Following the movement of a trough, Lisette abruptly turned west, though the storm's motion remained slow. Meanwhile, Lisette began to deepen, and by that evening, the storm began to develop an eye. Based on this, MFR upgraded the storm into a severe tropical storm. At this time, the storm attained its peak intensity of 95 km/h, although JTWC data indicates that Cyclone Lisette was significantly stronger, with winds of 130 km/h, making Lisette a moderate Category 1 hurricane on the Saffir-Simpson Hurricane Wind Scale. However, early on March 1, the storm leveled off in intensity for no known reason, though it has been theorized that this was due to an increase wind shear. After maintaining its intensity for a day, it began to approach the coast of Mozambique and thus began to show hints of additional development due a sudden decrease in shear. According to the JTWC, the storm peaked in intensity with winds of 140 km/h. However, MFR suggests that the storm did not intensify prior to landfall on March 1. Although the JTWC stopped monitoring the system the subsequent day, MFR tracked this system until March 3, when it was located over Zimbabwe, ending the above-average season.

==Impact and aftermath==
Facing a region already inundated by Cyclone Josie less than a month prior, Lisette was also the fourth tropical cyclone observed in the Mozambique Channel that season, thought it was the only storm of the year to strike Mozambique. Tropical Storm Lisette brought additional flooding to the nation. Most of the south-central Mozambique was drenched with rainfall totals ranging from 60 mm to 200 mm, setting numerous records. Due to the precursor disturbance of Lisette, the Nampula Province in Mozambique was severely flooded by the storm, severely damaging several roads, though two of the roads were eventually repaired. The Sofala and Inhambane Provinces were also badly affected by the system; widespread flooding spread as far north as northern Mozambique.

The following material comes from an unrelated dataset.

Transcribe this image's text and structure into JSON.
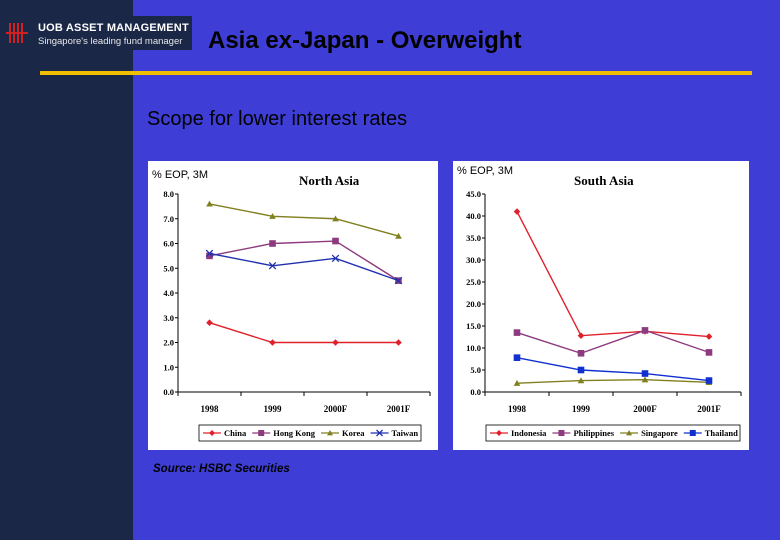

Due to the storm, many sooty terns (Onychoprion fuscatus) were swept inland from the coast for only the second time in recorded history. Overall, 87 people perished in the cyclone while 80,000 others were directly affected. Several years after the passage of the system, an appeal was launched for money from the Government of South Africa, asking them to pay for the damaged roads, but because the road was built by a private company, the appeal was denied.